Le mikado depuis longtemps déjà s’occupait fort peu des affaires du royaume. Taïko trouva bon qu’il s’en occupât encore moins ; il rendit sa puissance illusoire… Écoute, continua Hiéyas en baissant la voix, cette puissance, il faut l’affaiblir encore ; il faut que le mikado n’ait plus que le titre de souverain ; accable-le d’honneurs, divinise-le de plus en plus, de façon qu’il lève ses regards vers le ciel et les détourne définitivement de la terre. Taïko a été interrompu par la mort dans l’accomplissement de son œuvre, qui est à peine commencée ; les princes sont encore puissants et riches. Poursuis cette œuvre après moi, morcelle les royaumes, jette la discorde entre les seigneurs ; si deux amis ont des principautés voisines l’une de l’autre, interdis-leur de résider en même temps dans leurs domaines ; si ce sont deux ennemis, laisse-les se rapprocher au contraire. La guerre éclatera entre eux et l’un au moins sera affaibli. Garde toujours leurs femmes à Yédo. Mets à la mode un luxe ruineux, les femmes t’aideront en ceci. Epuise les coffres des maris, qu’ils soient contraints à vendre leurs terres. Si l’un d’eux cependant est riche au point de pouvoir fournir à toutes ces dépenses, rends-lui visite, et que, pour accueillir dignement un tel honneur, il soit forcé de dépenser sa dernière lame d’or. Aie soin de fermer rigoureusement le Japon aux étrangers : les princes pourraient former avec eux des alliances redoutables. Donc, que pas un navire venant de contrées lointaines ne soit accueilli dans nos ports. Recherche les chrétiens et massacre-les impitoyablement : ils sont capables de fomenter l’insubordination et la révolte. Tu m’as bien compris, mon fils ? Tu dois l’efforcer de faire du Japon un royaume soumis à un seul maître. Mais ce but sera difficile et long à atteindre et la vie de l’homme est courte ; c’est pourquoi, quand le temps aura blanchi tes cheveux, tu appelleras ton fils comme je t’ai appelé aujourd’hui et tu lui transmettras mes paroles. J’ai fini.

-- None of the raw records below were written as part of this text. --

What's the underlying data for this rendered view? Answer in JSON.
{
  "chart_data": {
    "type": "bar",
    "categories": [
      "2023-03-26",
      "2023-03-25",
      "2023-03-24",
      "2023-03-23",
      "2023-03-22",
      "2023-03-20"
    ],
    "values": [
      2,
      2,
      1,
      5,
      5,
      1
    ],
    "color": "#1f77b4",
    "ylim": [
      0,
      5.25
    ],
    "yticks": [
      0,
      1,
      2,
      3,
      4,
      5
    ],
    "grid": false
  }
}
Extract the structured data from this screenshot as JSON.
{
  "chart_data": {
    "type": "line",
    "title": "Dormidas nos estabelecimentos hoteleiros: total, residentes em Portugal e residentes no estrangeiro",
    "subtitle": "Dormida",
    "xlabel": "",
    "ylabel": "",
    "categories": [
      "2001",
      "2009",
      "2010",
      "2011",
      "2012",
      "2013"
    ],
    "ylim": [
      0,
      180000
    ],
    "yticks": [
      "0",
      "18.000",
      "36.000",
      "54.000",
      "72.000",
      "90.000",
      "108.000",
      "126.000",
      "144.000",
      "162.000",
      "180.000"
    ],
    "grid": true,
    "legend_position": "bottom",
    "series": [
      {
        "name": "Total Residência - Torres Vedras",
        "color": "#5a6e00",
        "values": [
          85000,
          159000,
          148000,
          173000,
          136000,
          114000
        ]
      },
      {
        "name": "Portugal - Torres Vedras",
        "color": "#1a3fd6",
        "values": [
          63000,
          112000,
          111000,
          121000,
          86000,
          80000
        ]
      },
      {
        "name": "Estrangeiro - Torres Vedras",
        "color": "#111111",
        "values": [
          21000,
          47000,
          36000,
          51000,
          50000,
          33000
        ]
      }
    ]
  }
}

— Mon père, dit Fidé-Tadda en s’agenouillant devant Hiéyas, je vous jure d’accomplir de point en point vos volontés.

— Bien, mon enfant ; mais fais appeler le médecin, dit Hiéyas, qui respirait péniblement, suffoqué par ce long discours. Le médecin fut introduit.

— Illustre savant, dit Hiéyas en le regardant fixement, suis-je très-malade ?

— Non, maître, dit le médecin avec une certaine hésitation.

— Je t’ordonne de dire uniquement la vérité. Suis-je très-malade ?

— Oui, dit le médecin.

— En danger de mort ?

— Pas encore ; mais la vie de fatigues que tu mènes peut hâter ta fin.

— Pourrai-je voir l’issue de la guerre que j’entreprends, en supposant qu’elle durât six lunes ?

— Oh ! oui, dit le médecin, tu peux même prolonger la guerre plus longtemps.

— Eh bien ! je suis riche, s’écria Hiéyas en riant, je n’ai pas besoin de me presser, je vais prendre quelques jours de repos.